The first peak at 10:31am directly follows the release of the Texas Manufacturing Outlook Survey of the Dallas Fed. The publication of this set of economic indicators has already been announced by financial news pages before the market opened. While the title of the survey ("Texas Manufacturing Activity Continues to Expand") indicated good news, investors reacted sceptically, possibly due to negative readings in both the new orders index and growth rate of orders index (c.f. this article).
The underlying trigger for the second peak, shortly after 12:30pm, remains unknown. No major macroeconomic indicators were published at that time, at least according to some economic news sites (see e.g. nytimes.com or liveindex.org).
The last peak at 3:54pm is likely connected to the imminent market close at 4pm. To protect themselves from unexpected news after trading hours, market participants often close their open positions before market close, generally leading to an increased volatility. If large market participants follow this behavior, price corrections may no longer be explained by normal market dynamics.

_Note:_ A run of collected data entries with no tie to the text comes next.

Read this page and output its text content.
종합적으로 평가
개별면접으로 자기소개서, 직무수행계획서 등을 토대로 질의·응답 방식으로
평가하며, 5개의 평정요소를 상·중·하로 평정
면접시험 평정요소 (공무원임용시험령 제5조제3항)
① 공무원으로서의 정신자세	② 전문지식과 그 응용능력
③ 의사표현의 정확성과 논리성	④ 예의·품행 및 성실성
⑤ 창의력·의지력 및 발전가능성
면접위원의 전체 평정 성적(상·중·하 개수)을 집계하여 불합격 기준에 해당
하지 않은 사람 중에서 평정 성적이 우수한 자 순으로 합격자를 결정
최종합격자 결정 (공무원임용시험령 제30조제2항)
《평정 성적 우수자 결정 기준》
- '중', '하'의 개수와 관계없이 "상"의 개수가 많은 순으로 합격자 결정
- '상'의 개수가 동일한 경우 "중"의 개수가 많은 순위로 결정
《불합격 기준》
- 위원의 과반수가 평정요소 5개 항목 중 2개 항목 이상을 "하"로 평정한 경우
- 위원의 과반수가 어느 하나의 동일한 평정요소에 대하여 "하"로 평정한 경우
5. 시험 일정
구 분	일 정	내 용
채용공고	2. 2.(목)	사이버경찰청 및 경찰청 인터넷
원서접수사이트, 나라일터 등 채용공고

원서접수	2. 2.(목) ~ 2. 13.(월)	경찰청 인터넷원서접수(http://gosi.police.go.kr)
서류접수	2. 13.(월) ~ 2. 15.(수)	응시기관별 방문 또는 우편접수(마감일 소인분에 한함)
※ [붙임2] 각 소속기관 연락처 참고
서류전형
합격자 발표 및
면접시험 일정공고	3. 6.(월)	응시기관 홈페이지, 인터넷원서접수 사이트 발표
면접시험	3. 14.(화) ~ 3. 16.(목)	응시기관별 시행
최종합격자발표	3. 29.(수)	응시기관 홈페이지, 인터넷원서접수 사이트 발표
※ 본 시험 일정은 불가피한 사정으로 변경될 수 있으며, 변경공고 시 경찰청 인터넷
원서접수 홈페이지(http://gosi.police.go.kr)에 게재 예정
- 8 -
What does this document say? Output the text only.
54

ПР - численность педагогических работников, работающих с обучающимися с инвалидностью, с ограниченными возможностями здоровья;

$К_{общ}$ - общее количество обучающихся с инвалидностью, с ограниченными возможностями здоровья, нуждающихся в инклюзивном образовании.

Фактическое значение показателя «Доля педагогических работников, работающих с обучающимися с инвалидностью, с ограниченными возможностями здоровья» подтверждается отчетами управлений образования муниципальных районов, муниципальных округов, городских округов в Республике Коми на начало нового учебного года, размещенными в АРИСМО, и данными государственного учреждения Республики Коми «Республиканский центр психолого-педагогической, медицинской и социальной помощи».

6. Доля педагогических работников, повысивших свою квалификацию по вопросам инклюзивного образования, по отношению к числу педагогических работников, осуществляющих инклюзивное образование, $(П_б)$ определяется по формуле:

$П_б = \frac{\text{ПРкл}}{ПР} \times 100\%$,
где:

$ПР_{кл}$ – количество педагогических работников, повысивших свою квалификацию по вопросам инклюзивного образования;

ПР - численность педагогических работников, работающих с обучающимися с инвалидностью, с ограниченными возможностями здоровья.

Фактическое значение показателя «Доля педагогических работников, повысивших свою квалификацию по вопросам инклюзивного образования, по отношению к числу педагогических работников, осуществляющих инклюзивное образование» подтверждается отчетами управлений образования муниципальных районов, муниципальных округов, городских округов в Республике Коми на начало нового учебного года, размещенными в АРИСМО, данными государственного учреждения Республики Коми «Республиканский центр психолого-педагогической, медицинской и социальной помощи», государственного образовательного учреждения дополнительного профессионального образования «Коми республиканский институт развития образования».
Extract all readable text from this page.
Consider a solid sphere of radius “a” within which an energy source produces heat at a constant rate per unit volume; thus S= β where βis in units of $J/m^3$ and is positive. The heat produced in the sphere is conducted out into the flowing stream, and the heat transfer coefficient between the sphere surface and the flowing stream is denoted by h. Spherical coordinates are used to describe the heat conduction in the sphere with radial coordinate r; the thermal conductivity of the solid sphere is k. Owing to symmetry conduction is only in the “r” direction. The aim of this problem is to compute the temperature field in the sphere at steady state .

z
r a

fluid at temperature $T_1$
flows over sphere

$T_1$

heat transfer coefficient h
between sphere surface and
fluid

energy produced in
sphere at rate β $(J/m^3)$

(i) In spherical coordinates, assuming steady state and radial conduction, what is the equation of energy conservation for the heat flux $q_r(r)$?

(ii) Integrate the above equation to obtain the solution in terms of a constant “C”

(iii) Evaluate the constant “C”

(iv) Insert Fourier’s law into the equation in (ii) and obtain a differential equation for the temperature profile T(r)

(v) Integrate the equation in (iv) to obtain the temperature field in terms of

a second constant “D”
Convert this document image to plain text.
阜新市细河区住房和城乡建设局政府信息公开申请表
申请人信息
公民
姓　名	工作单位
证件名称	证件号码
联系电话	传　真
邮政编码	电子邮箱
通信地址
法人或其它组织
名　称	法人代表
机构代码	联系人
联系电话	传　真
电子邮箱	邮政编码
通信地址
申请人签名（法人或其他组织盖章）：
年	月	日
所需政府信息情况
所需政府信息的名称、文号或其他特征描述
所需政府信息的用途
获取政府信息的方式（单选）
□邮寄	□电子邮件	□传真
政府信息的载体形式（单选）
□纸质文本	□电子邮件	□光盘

This example has shown that bayesloop's OnlineStudy
class can identify periods of increased volatility as well as periods of increased price stability (accompanied by a negative correlation of subsequent returns), and further automatically tunes its current assumptions about market dynamics. Finally, we have demonstrated that bayesloop serves as a viable tool to detect "anomalous" price corrections, triggered by large market participants or news announcements, in real-time.